One of Christa McAuliffe most quoted lines was, “I touch the future. I teach.” McAuliffe, the first teacher chosen to go into space, had planned to distribute science and engineering lessons and share demonstrations with students around the world. She, along with the other crew members of flight STS-51, died when their Challenger shuttle exploded 73 seconds into flight. Now, this long-mourned high school social studies teacher’s “lost lessons” have recently been updated and made available to teachers.
The initiative is a project of the Challenger Center, which reaches thousands of students every year through experiential STEM education programs. Working with NASA and its STEM on Station, the Center has completed several of the lessons McAuliffe had planned to present. The updated demonstrations were recorded on the International Space Station.
Topics include effervescence, chromatography, liquids in microgravity, and Newton’s law.

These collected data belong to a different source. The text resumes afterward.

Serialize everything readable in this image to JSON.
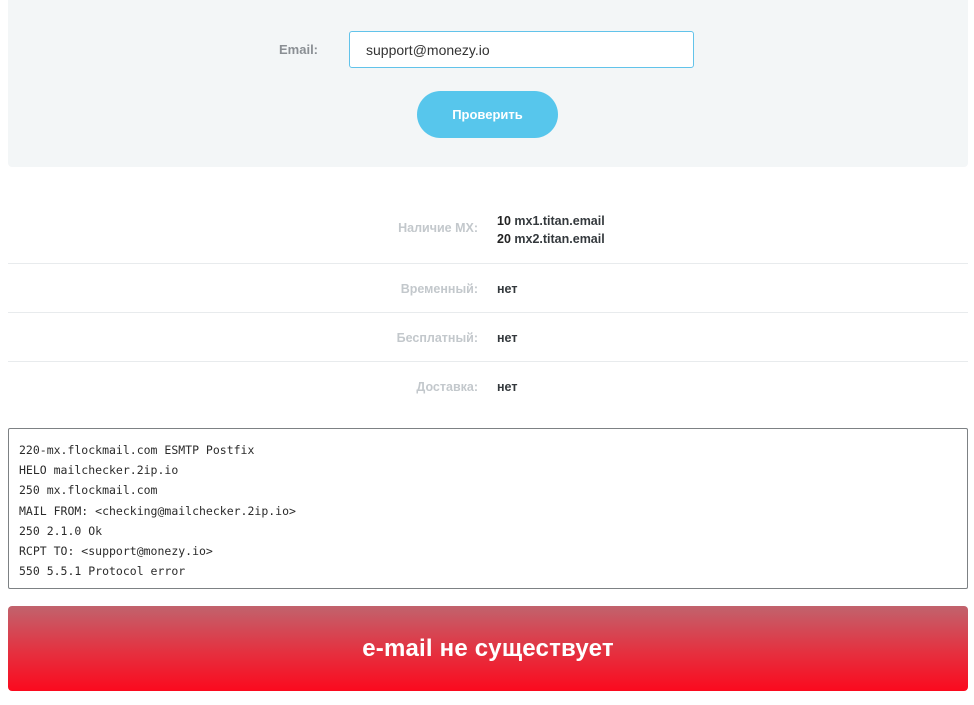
{
  "form": {
    "email_label": "Email:",
    "email_value": "support@monezy.io",
    "check_button": "Проверить"
  },
  "results": {
    "mx": {
      "label": "Наличие MX:",
      "records": [
        {
          "priority": "10",
          "host": "mx1.titan.email"
        },
        {
          "priority": "20",
          "host": "mx2.titan.email"
        }
      ]
    },
    "temporary": {
      "label": "Временный:",
      "value": "нет"
    },
    "free": {
      "label": "Бесплатный:",
      "value": "нет"
    },
    "delivery": {
      "label": "Доставка:",
      "value": "нет"
    }
  },
  "log": {
    "lines": [
      "220-mx.flockmail.com ESMTP Postfix",
      "HELO mailchecker.2ip.io",
      "250 mx.flockmail.com",
      "MAIL FROM: <checking@mailchecker.2ip.io>",
      "250 2.1.0 Ok",
      "RCPT TO: <support@monezy.io>",
      "550 5.5.1 Protocol error"
    ]
  },
  "result": {
    "text": "e-mail не существует"
  },
  "colors": {
    "accent": "#57c6ec",
    "error": "#fb0a1e",
    "panel": "#f3f6f7"
  }
}
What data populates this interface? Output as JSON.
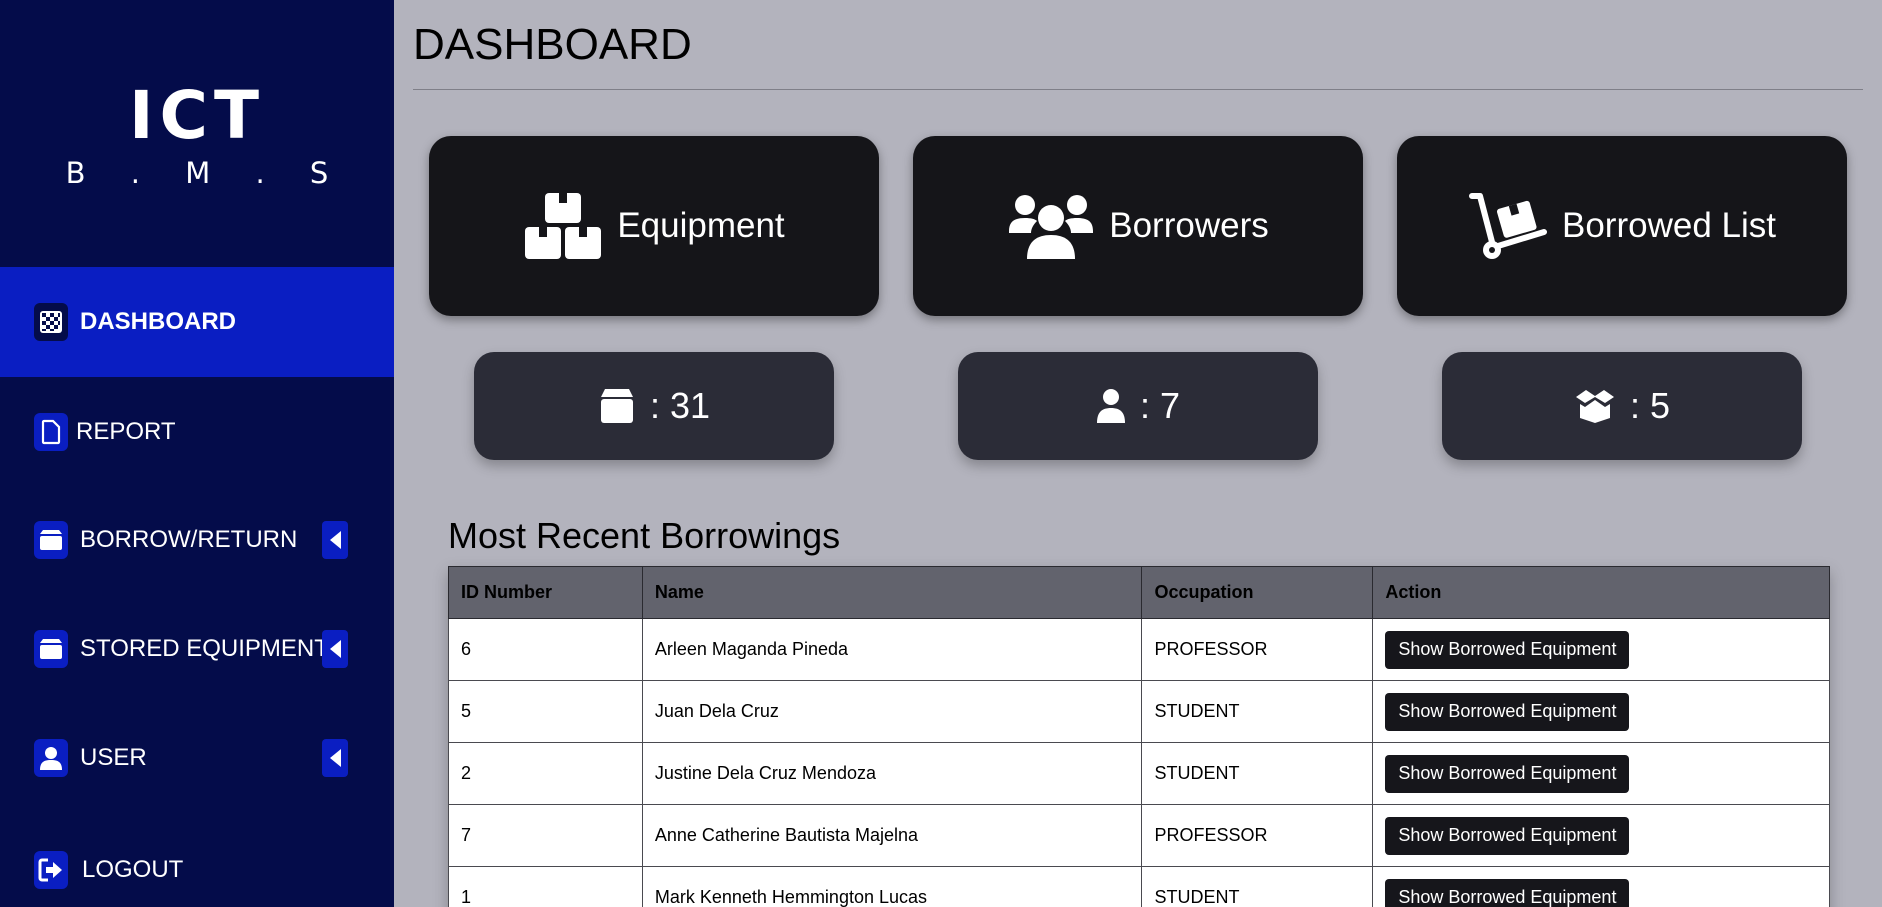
{
  "logo": {
    "main": "ICT",
    "sub": "B.M.S"
  },
  "sidebar": {
    "items": [
      {
        "label": "DASHBOARD",
        "icon": "checkered-grid-icon"
      },
      {
        "label": "REPORT",
        "icon": "file-icon"
      },
      {
        "label": "BORROW/RETURN",
        "icon": "box-icon"
      },
      {
        "label": "STORED EQUIPMENT",
        "icon": "box-icon"
      },
      {
        "label": "USER",
        "icon": "user-icon"
      },
      {
        "label": "LOGOUT",
        "icon": "logout-icon"
      }
    ]
  },
  "header": {
    "title": "DASHBOARD"
  },
  "cards": [
    {
      "label": "Equipment",
      "icon": "boxes-icon"
    },
    {
      "label": "Borrowers",
      "icon": "users-icon"
    },
    {
      "label": "Borrowed List",
      "icon": "hand-truck-icon"
    }
  ],
  "stats": [
    {
      "text": ": 31",
      "icon": "box-icon"
    },
    {
      "text": ": 7",
      "icon": "user-icon"
    },
    {
      "text": ": 5",
      "icon": "open-box-icon"
    }
  ],
  "recent": {
    "title": "Most Recent Borrowings",
    "columns": [
      "ID Number",
      "Name",
      "Occupation",
      "Action"
    ],
    "action_label": "Show Borrowed Equipment",
    "rows": [
      {
        "id": "6",
        "name": "Arleen Maganda Pineda",
        "occupation": "PROFESSOR"
      },
      {
        "id": "5",
        "name": "Juan Dela Cruz",
        "occupation": "STUDENT"
      },
      {
        "id": "2",
        "name": "Justine Dela Cruz Mendoza",
        "occupation": "STUDENT"
      },
      {
        "id": "7",
        "name": "Anne Catherine Bautista Majelna",
        "occupation": "PROFESSOR"
      },
      {
        "id": "1",
        "name": "Mark Kenneth Hemmington Lucas",
        "occupation": "STUDENT"
      }
    ]
  },
  "colors": {
    "sidebar_bg": "#040c4a",
    "accent": "#0a1ec2",
    "card_bg": "#151519",
    "stat_bg": "#2b2c37",
    "page_bg": "#b3b3bd"
  }
}
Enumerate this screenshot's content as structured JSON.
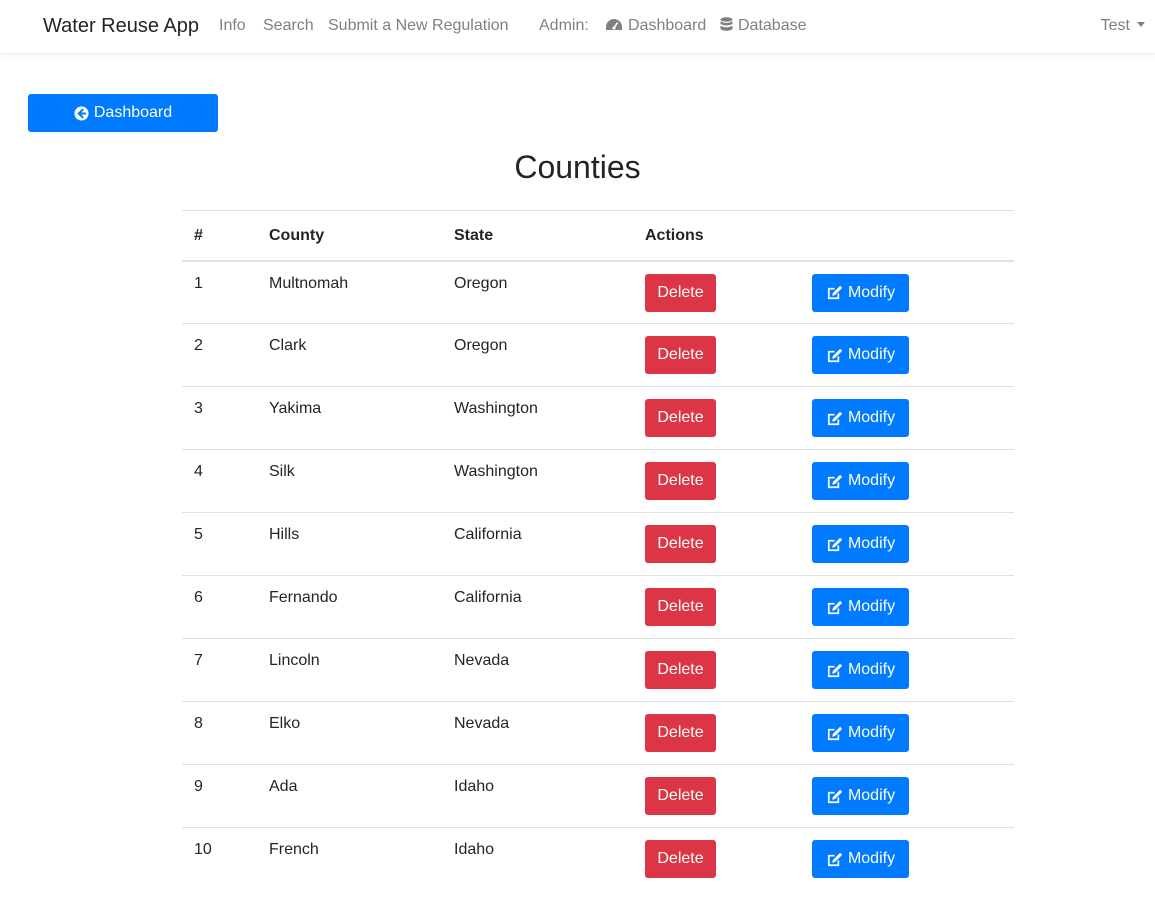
{
  "navbar": {
    "brand": "Water Reuse App",
    "links": [
      "Info",
      "Search",
      "Submit a New Regulation"
    ],
    "admin_label": "Admin:",
    "admin_links": [
      {
        "label": "Dashboard",
        "icon": "dashboard-gauge-icon"
      },
      {
        "label": "Database",
        "icon": "database-icon"
      }
    ],
    "user": "Test"
  },
  "back_button": {
    "label": "Dashboard",
    "icon": "arrow-circle-left-icon"
  },
  "page_title": "Counties",
  "table": {
    "headers": [
      "#",
      "County",
      "State",
      "Actions"
    ],
    "delete_label": "Delete",
    "modify_label": "Modify",
    "rows": [
      {
        "num": "1",
        "county": "Multnomah",
        "state": "Oregon"
      },
      {
        "num": "2",
        "county": "Clark",
        "state": "Oregon"
      },
      {
        "num": "3",
        "county": "Yakima",
        "state": "Washington"
      },
      {
        "num": "4",
        "county": "Silk",
        "state": "Washington"
      },
      {
        "num": "5",
        "county": "Hills",
        "state": "California"
      },
      {
        "num": "6",
        "county": "Fernando",
        "state": "California"
      },
      {
        "num": "7",
        "county": "Lincoln",
        "state": "Nevada"
      },
      {
        "num": "8",
        "county": "Elko",
        "state": "Nevada"
      },
      {
        "num": "9",
        "county": "Ada",
        "state": "Idaho"
      },
      {
        "num": "10",
        "county": "French",
        "state": "Idaho"
      }
    ]
  },
  "colors": {
    "primary": "#007bff",
    "danger": "#dc3545",
    "nav_text": "#808080"
  }
}
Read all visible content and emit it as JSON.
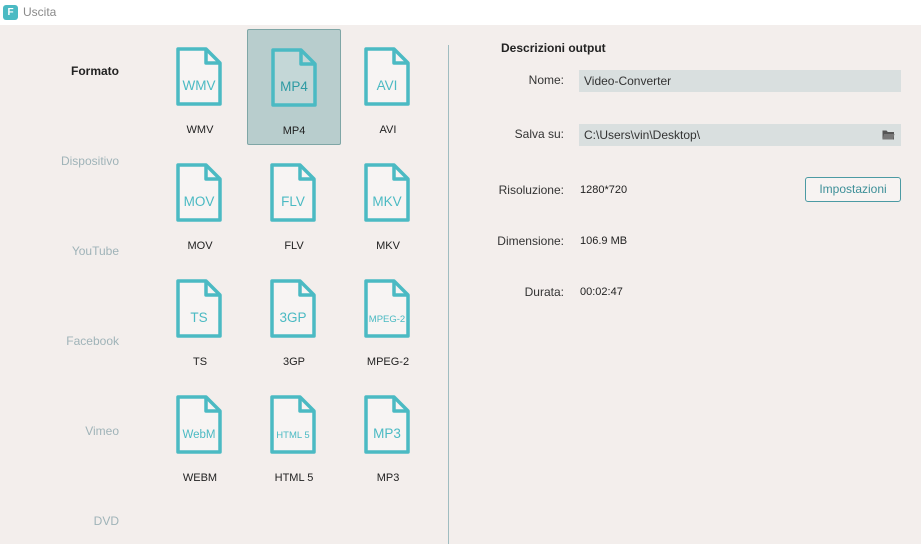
{
  "app": {
    "title": "Uscita",
    "logo_letter": "F"
  },
  "sidebar": {
    "categories": [
      {
        "label": "Formato",
        "active": true
      },
      {
        "label": "Dispositivo",
        "active": false
      },
      {
        "label": "YouTube",
        "active": false
      },
      {
        "label": "Facebook",
        "active": false
      },
      {
        "label": "Vimeo",
        "active": false
      },
      {
        "label": "DVD",
        "active": false
      }
    ]
  },
  "formats": [
    {
      "icon_text": "WMV",
      "label": "WMV",
      "selected": false
    },
    {
      "icon_text": "MP4",
      "label": "MP4",
      "selected": true
    },
    {
      "icon_text": "AVI",
      "label": "AVI",
      "selected": false
    },
    {
      "icon_text": "MOV",
      "label": "MOV",
      "selected": false
    },
    {
      "icon_text": "FLV",
      "label": "FLV",
      "selected": false
    },
    {
      "icon_text": "MKV",
      "label": "MKV",
      "selected": false
    },
    {
      "icon_text": "TS",
      "label": "TS",
      "selected": false
    },
    {
      "icon_text": "3GP",
      "label": "3GP",
      "selected": false
    },
    {
      "icon_text": "MPEG-2",
      "label": "MPEG-2",
      "selected": false
    },
    {
      "icon_text": "WebM",
      "label": "WEBM",
      "selected": false
    },
    {
      "icon_text": "HTML 5",
      "label": "HTML 5",
      "selected": false
    },
    {
      "icon_text": "MP3",
      "label": "MP3",
      "selected": false
    }
  ],
  "output": {
    "title": "Descrizioni output",
    "name_label": "Nome:",
    "name_value": "Video-Converter",
    "save_label": "Salva su:",
    "save_value": "C:\\Users\\vin\\Desktop\\",
    "resolution_label": "Risoluzione:",
    "resolution_value": "1280*720",
    "settings_button": "Impostazioni",
    "size_label": "Dimensione:",
    "size_value": "106.9 MB",
    "duration_label": "Durata:",
    "duration_value": "00:02:47"
  },
  "colors": {
    "accent": "#4bbac3",
    "selected_bg": "#b8cdcd",
    "background": "#f3eeec"
  },
  "icons": {
    "folder": "folder-icon",
    "file": "file-format-icon"
  }
}
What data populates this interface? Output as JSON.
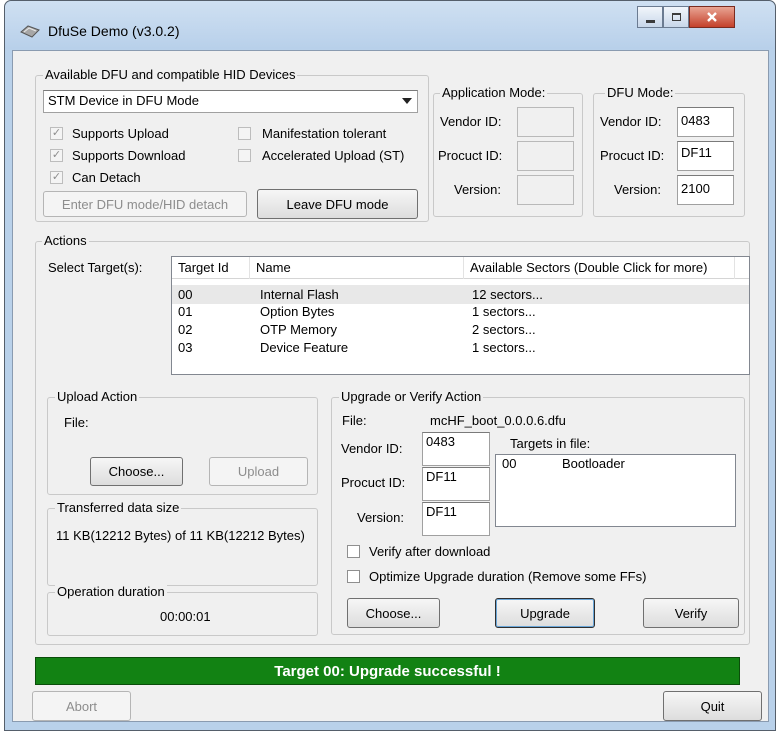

The six scripted experiments include explanatory videos, standards alignment, a materials list, set up information and step-by-step instructions for teachers to use in the classroom, to prepare their students for the live lessons from space that Christa McAuliffe had planned to teach.
As the Center noted, “Using these activities, teachers can replicate what Christa was not able to share from orbit. Christa’s wonderful teaching gift and spirit are captured in the videos, and her remarks and actions in training, accomplish most of her lessons plans.”
The lessons are all openly available on the Challenger Center website.